I think this has a good side, reminding people that countries still exists and are different from each other, and those differences are not only holiday photo landscapes.
I don't know if it's a good thing that some countries handle things more stupidly than others. If the differences were value-free you might have a really strong claim there, but the good side is vanishingly small in the sea of colossal buffoonery that this whole situation represents.
In this instance yes, but the EU keeping (or surrendering in the case of air travel) personal data from careless (or plain mischievous) hold by foreigners is a good thing.
I mean it's not only about gun nuts cowboys vs corrupted italians, it's also about integrating the culture when you enter a country. Germans have a German way of doing stuff, Italian too, French too. All are different.
As seen from this side of the pond, free speech and gun fandom (and the mix of both) are just a costly (in human lives) buffoonery too, that makes no sense when compared to the prudery about sex.
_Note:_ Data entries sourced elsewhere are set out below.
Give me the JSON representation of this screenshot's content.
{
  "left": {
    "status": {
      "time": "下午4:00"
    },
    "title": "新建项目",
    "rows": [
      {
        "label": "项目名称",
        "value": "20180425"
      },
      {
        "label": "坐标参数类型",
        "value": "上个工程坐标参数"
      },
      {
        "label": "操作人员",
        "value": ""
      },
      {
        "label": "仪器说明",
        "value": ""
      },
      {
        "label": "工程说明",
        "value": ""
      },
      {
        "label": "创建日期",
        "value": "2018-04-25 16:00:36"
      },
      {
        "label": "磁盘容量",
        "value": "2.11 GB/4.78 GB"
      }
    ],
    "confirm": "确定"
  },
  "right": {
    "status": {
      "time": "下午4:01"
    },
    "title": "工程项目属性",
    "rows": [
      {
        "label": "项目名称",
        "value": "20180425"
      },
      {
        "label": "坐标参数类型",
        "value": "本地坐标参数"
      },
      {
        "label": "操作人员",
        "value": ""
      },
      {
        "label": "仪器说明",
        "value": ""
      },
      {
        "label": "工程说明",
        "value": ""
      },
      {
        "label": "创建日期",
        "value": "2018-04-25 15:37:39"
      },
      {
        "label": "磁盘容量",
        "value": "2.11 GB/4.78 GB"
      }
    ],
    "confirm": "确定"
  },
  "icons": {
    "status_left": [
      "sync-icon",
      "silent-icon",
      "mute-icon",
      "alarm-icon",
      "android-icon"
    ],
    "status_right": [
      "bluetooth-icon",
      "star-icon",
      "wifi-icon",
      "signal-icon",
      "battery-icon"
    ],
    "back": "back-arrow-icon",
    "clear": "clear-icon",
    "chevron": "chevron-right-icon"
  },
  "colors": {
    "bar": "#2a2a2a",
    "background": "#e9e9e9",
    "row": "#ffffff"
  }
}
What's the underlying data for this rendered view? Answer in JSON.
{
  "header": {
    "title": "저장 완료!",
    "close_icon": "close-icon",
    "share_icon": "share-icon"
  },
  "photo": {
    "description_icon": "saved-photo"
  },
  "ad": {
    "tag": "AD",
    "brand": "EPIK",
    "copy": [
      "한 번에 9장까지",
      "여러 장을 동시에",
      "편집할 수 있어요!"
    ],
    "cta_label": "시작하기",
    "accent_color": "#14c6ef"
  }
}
I mean it's cultural differences and it touches business too, yes. A french company sending racy ads in he US would cause quite a stir, leaving a shitty video 2 months after it have been reported in Italy gets you in trouble. And when you set foot in a country you try to adapt. I've seen many companies "adapt" their prices "the european way" (that often mean 1€ = $1) maybe now it's time for adapting the rest too.
using the same logic, couldn't they also take paper manufacturers to court, because someone wrote or drew something offensive on a piece of paper once upon a time? i don't understand the reasoning behind this.
If you buy a notepad, the paper manufacturer doesn't own it anymore and has no control over it.
Google cannot claim it doesn't have control over its own servers.
A more apt brick-and-mortars analogy would be a theater that would let anyone use its projector, as long as ads chosen by the theater are displayed alongside. Surely in most countries the theater would be liable for showing illegal movies, no matter what they'd written in their disclaimers.
However if I was in charge of google, and my executives were found guilty I would have my side of the story translated and displayed instead of any google service for all .it users. Avoid further risk.